Night fell. The campfire beside the stream was rekindled. The ape sat in the firelight, holding the flake before its eyes, studying its edge by the glow of the flames. The firelight caught the sharp facet and threw back a dark gleam. With the fingertip of its other hand, it traced the blade edge, gently — careful now, not to cut itself again.

It set the flake beside itself within reach and curled up to sleep.

It dreamed. In the dream, it stood in a strange place, a stone in its hand, facing an enormous fruit it had never seen before. It raised the stone and struck; the fruit split open — and what streamed from the crack was not flesh, but light.

The next morning, as Xiwei's radiance first touched the stream valley, the ape woke. The first thing it did was not to seek food, but to reach out and feel beside itself. The stone flake was still there.

It gripped the flake, rose, and walked toward the stream. The morning air was crisp and cold; dew had dampened its fur. It walked to the spot where it had found the flake the day before, crouched, and began to search through the gravel of the streambed.

It found another. This one was thinner than the first, its edge sharper still — like a black crescent moon. It held both flakes in its hands, one in each, feeling their weight.

The other apes of the troop woke one after another. When they saw the ape gripping its stone flakes, they began drifting toward the stream in twos and threes. They had seen the use of the flakes the day before. Now they wanted flakes of their own.

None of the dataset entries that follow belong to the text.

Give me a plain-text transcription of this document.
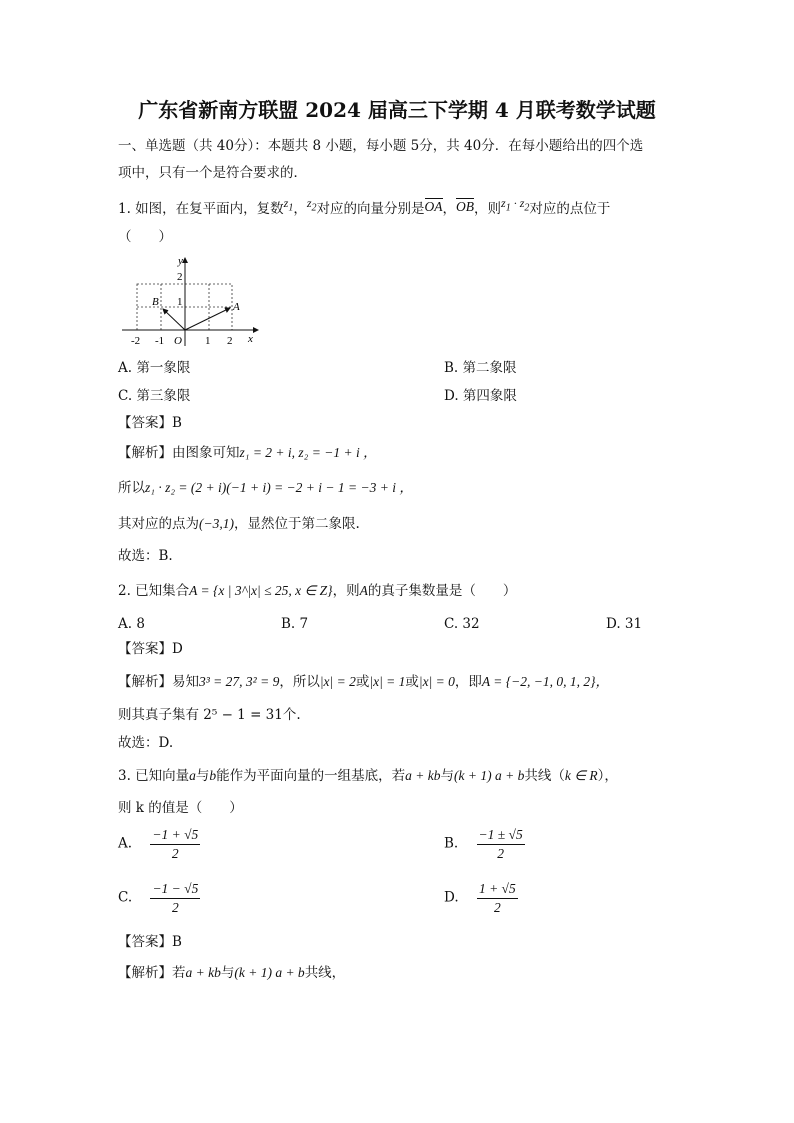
广东省新南方联盟 2024 届高三下学期 4 月联考数学试题
一、单选题（共 40分）：本题共 8 小题，每小题 5分，共 40分．在每小题给出的四个选
项中，只有一个是符合要求的．
1. 如图，在复平面内，复数$z_1$，$z_2$对应的向量分别是OA，OB，则$z_1 \cdot z_2$对应的点位于
（　　）
y
x
O
A
B
2
1
-2 -1	1 2
A. 第一象限	B. 第二象限
C. 第三象限	D. 第四象限
【答案】B
【解析】由图象可知z₁ = 2 + i, z₂ = −1 + i ，
所以z₁ · z₂ = (2 + i)(−1 + i) = −2 + i − 1 = −3 + i ，
其对应的点为(−3,1)，显然位于第二象限.
故选：B.
2. 已知集合A = {x | 3^|x| ≤ 25, x ∈ Z}，则A的真子集数量是（　　）
A. 8	B. 7	C. 32	D. 31
【答案】D
【解析】易知3³ = 27, 3² = 9，所以|x| = 2或|x| = 1或|x| = 0，即A = {−2, −1, 0, 1, 2}，
则其真子集有 2⁵ − 1 = 31个.
故选：D.
3. 已知向量a与b能作为平面向量的一组基底，若a + kb与(k + 1) a + b共线（k ∈ R），
则 k 的值是（　　）
A. $\frac{-1 + √5}{2}$	B. $\frac{-1 \pm √5}{2}$
C. $\frac{-1 - √5}{2}$	D. $\frac{1 + √5}{2}$
【答案】B
【解析】若a + kb与(k + 1) a + b共线，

The gravel along the streambed was turned over and over. Some apes found flakes they were satisfied with and held them, rubbing and turning them in their hands. Those who could not find any gathered around their successful companions, making soft, pleading whines. The apes with flakes were reluctant to share at first — but an old female walked up to one, extended a bony hand, and looked at it with a calm, level gaze. It hesitated, then passed her the extra flake from its hand.

In that moment, the first tool and the first act of sharing happened together.

From that day forward, this stretch of sand beside the stream became a fixed gathering place for the troop. Every morning they would come here, searching the water's edge for sharp stone flakes. The pebbles the current had worn smooth over a million years became, in their hands, things that would change the world.

The light of civilization — on this stretch of riverbank, born from that one unremarkable stone flake — began to flicker, bit by bit, into being.